Today in the church calendar we celebrate a giant of homiletics. He is a man with a simple first name and, to be honest, a “challenging” last name: John Chrysostom. He was the Patriarch of Constantinople and was one of the greatest preachers in the history of the Church. In fact, his last name–that mouthful, “Chrysostom”–means, “the golden-mouthed.”
His legendary preaching drew people in from hundreds of miles away. He had the ability to connect with those in need and viewed his preaching as part of his ministry of pastoral care and teaching. For those priests of the Church who were not adept at preaching the Good News Chrysostom felt that the souls of those who listened to their faulty words, “will fare no better than ships tossed in the storm” (LFF, 150). His sermons give us valuable insight into the liturgy of the Church at that time, especially the sacrament of Holy Eucharist. In many he emphasized the importance of the participation of the laity as being a vital part of the whole creation that rejoices in the glorious nature of the liturgy.
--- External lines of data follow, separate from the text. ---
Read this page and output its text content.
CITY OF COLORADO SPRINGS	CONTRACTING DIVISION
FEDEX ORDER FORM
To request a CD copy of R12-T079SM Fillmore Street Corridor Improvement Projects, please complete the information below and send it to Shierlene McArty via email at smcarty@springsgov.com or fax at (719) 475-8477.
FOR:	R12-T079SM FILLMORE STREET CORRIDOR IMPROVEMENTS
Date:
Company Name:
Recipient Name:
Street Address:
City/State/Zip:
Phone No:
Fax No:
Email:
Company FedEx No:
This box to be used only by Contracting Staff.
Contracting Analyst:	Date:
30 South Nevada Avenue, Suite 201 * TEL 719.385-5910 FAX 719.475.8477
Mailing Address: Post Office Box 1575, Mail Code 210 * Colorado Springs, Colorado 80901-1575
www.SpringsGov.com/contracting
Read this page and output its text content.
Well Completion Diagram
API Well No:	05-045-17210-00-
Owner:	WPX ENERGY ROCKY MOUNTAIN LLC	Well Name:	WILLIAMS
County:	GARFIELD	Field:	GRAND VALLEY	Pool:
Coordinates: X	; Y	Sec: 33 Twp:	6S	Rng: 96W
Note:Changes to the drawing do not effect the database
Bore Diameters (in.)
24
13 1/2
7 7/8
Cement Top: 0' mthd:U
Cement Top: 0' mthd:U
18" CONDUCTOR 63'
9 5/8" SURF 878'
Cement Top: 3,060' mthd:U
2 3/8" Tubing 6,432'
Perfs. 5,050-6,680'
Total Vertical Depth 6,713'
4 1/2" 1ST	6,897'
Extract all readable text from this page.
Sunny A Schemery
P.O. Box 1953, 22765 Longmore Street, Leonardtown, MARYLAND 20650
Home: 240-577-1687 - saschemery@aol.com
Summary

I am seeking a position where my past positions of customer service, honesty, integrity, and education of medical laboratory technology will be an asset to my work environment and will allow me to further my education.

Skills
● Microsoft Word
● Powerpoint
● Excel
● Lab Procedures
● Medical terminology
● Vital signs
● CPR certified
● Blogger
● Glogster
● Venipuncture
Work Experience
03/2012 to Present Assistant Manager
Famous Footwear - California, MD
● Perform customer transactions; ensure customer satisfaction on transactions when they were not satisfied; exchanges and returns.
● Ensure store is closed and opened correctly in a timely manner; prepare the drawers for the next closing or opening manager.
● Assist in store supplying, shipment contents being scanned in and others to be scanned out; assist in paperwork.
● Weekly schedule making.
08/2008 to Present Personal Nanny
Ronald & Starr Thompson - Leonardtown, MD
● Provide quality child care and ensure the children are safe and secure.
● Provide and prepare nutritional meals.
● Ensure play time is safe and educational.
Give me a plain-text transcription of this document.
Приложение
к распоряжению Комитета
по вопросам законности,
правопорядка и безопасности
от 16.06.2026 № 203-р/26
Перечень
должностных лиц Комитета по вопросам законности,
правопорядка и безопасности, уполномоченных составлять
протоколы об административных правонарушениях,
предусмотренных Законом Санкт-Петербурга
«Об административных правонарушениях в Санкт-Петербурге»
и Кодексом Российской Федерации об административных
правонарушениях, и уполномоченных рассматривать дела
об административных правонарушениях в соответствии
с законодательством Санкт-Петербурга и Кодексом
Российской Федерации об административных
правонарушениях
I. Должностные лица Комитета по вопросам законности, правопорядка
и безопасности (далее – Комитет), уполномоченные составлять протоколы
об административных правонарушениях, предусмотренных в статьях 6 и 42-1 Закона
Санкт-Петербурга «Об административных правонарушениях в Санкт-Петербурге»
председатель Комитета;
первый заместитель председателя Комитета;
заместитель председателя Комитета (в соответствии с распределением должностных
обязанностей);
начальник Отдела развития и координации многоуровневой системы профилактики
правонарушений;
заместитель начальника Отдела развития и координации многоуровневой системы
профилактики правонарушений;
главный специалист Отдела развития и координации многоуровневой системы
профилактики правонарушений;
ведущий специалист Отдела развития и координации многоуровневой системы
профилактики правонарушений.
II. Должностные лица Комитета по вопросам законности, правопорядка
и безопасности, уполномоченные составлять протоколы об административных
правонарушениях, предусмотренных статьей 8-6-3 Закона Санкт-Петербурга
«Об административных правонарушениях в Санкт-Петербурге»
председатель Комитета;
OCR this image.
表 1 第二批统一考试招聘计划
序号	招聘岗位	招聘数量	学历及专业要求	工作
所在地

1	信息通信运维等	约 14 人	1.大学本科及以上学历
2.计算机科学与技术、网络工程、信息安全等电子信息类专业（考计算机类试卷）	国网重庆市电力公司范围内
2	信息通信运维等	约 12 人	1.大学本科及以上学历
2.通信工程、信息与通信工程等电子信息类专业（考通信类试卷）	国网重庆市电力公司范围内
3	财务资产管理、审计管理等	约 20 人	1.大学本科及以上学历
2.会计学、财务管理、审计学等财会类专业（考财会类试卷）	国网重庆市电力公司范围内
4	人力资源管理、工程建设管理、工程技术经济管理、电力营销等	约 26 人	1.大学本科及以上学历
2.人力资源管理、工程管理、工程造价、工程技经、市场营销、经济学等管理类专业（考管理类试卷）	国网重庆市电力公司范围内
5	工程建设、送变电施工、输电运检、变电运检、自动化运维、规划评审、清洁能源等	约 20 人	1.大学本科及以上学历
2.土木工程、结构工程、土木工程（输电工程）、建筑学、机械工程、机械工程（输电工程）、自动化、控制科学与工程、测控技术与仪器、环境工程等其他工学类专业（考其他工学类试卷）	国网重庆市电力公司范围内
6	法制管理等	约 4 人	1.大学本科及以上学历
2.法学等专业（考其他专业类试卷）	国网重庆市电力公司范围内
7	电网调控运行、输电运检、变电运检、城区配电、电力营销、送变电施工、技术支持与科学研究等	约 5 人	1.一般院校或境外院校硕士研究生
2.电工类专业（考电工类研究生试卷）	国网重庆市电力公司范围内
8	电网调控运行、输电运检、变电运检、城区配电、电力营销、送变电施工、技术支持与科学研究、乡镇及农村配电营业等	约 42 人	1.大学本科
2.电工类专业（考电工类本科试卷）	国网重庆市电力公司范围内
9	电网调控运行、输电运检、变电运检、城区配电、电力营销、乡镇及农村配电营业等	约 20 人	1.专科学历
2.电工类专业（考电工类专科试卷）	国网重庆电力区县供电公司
The gospel passage chosen for the commemoration of John Chrysostom is Luke 21:12-15:
“‘But before all this occurs, they will arrest you and persecute you; they will hand you over to synagogues and prisons, and you will be brought before kings and governors because of my name. This will give you an opportunity to testify. So make up your minds not to prepare your defence in advance; for I will give you words and a wisdom that none of your opponents will be able to withstand or contradict.”
Chrysostom was exiled twice during his short, yet rocky episcopate. In fact he died while enduring the second exile in 407. So it is particularly fitting that this pericope in Luke is tied to Chrysostom’s feast day. It speaks of the comfort that we who believe should take when we too are given an opportunity to testify about the power, majesty, and saving love of God in Christ to those with whom we come in contact.
The words of Christ are startling: decide to have nothing prepared in advance, wing it, I will be with you and your words will be flawless (my paraphrase). Some how I do not see many of the politicians–and certainly not any of the professional speech writers–heeding this advice. But that is not to whom Jesus is directing this message. He was talking to his disciples, that common, ordinary, not-especially-gifted bunch of ragtags whom he sent out into the world to change the world by preaching the Good News of God in Christ.
And THAT should be good news to us indeed. When we talk about our faith we are better off speaking from our hearts, no matter the situation or the audience. Planning and word-smithing and making sure we use all of the buzz words when we profess our faith is not necessary. What is required from us is that we are genuinely who we are knowing that when we speak words in love and proclaim our faith with joy that God will supply the power and presence we need in that moment.
Yours in Christ,
Thank you for keeping St Chrysostom in our thoughts and prayers. I like the St Chrysostom prayer in the Morning prayer liturgy (BCP 79, 59, 102). The prayer has a strong phrase, “with one accord.” I would’ve hypertexted the word “pericope” as well as “homiletics.” Reminds me of my Catholic high school years and having to know what pericope means to pass my Religion class exams.